Der Schriftsteller, Musiker und Schauspieler Heinz Strunk wurde 1962 in Bevensen geboren. Seit seinem ersten Roman Fleisch ist mein Gemüse hat er 14 weitere Bücher veröffentlicht. Der goldene Handschuh stand monatelang auf der Bestsellerliste; die Verfilmung durch Fatih Akin lief im Wettbewerb der Berlinale. 2016 wurde der Autor mit dem Wilhelm Raabe-Literaturpreis geehrt. Seine Romane Es ist immer so schön mit dir und Ein Sommer in Niendorf waren für den Deutschen Buchpreis nominiert.

Der Schriftsteller, Musiker und Schauspieler Heinz Strunk wurde 1962 in Bevensen geboren. Seit seinem ersten Roman «Fleisch ist mein Gemüse» hat er 14 weitere Bücher veröffentlicht. «Der goldene Handschuh» stand monatelang auf der Bestsellerliste; die Verfilmung durch Fatih Akin lief im Wettbewerb der Berlinale. 2016 wurde der Autor mit dem Wilhelm Raabe-Literaturpreis geehrt.
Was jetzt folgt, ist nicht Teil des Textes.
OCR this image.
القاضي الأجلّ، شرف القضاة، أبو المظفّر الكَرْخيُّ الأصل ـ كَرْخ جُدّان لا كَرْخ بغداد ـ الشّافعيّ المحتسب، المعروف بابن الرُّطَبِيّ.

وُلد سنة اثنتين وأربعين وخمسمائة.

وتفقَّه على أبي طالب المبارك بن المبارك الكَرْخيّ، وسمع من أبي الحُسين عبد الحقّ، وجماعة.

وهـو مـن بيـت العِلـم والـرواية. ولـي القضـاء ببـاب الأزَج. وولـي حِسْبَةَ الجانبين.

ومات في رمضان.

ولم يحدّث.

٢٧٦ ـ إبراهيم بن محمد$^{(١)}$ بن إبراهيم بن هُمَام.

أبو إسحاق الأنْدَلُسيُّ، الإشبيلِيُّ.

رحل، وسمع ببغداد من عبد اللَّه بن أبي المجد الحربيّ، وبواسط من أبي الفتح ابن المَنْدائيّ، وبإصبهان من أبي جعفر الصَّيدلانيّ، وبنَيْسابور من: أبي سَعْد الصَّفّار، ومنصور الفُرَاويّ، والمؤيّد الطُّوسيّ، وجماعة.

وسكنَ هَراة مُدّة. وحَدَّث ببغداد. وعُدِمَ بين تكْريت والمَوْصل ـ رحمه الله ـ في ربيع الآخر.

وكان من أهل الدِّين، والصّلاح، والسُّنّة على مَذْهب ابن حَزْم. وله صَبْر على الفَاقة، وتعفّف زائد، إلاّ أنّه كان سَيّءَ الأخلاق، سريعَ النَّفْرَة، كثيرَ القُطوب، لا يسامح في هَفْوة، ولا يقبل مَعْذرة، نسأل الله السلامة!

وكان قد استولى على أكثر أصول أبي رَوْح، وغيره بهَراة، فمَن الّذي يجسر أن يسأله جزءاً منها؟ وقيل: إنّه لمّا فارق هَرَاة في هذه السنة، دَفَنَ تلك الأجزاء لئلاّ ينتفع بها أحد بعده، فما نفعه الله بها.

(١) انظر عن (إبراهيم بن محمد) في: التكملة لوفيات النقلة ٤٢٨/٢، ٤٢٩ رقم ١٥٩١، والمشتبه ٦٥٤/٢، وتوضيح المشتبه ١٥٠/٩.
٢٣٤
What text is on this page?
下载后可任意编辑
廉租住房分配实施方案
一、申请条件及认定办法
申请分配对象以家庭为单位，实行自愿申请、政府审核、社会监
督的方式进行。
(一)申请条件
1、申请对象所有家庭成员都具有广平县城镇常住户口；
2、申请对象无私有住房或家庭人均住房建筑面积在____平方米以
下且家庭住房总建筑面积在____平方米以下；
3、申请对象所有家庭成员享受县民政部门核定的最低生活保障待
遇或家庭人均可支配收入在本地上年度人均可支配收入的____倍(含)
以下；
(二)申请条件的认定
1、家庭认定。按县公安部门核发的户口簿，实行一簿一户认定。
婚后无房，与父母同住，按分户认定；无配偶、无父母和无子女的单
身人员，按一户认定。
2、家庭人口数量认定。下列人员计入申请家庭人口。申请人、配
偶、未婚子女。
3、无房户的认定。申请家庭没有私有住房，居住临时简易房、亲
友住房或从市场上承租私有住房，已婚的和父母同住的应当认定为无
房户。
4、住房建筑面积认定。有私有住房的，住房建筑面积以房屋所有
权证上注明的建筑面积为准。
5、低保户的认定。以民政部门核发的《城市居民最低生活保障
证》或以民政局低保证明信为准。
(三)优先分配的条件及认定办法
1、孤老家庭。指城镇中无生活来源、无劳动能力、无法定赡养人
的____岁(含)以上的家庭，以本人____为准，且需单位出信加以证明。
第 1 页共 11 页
Seine Romane «Es ist immer so schön mit dir» und «Ein Sommer in Niendorf» waren für den Deutschen Buchpreis nominiert.

Stadtkäfer


Wenn am Montag in aller Herrgottsfrühe der Wecker klingelt, bin ich meist schon hellwach und grüble darüber nach, was die neue Woche wohl bringen wird. Ob alles halbwegs glattgeht, damit man am Freitag durchschnaufen und sich «Puh, das wäre wieder mal geschafft» sagen kann. Ich weiß ganz genau, irgendwann, vielleicht viele Jahre in der Zukunft, wird ein Tag kommen, an dem man das nicht mehr so unbeschwert sagen kann und spürt, dass das der Anfang vom Ende ist und man bald den Regenschirm zuklappen muss. Aber bis es so weit ist, verstreicht hoffentlich noch ein erkleckliches Weilchen.

Wie ich so daliege, lasse ich die Woche geistig schon mal sozusagen im Voraus Revue passieren: Was liegt an? Was ist wichtig, was weniger? Ich denke das so lange durch, bis sich diese Notizen an mich selbst förmlich in meinem Kopf eingebrannt haben. Um halb sieben springe ich dann, guten Gewissens und ohne eine Sekunde zu zögern, aus dem Bett.

Es gab einmal eine Zeit, in der mir eine innere Stimme zuzuflüstern schien: «Nur noch ein kleines Weilchen, Jürgen. Bleib doch ruhig ein Minütchen länger liegen.» Doch aus einer Minute wurden schnell fünf, aus fünf zehn und so weiter, und am Ende war ich so kraft- und saftlos, dass ich am liebsten für immer liegen geblieben wäre. Ich könnte mir gut vorstellen, dass es Menschen gibt, die irgendwann einfach nicht mehr hochkommen und von denen man dann auch nie wieder etwas hört. In der Sprache der Immobilienwirtschaft nennt sich so etwas zufällige Verschlechterung und zufälliger Untergang.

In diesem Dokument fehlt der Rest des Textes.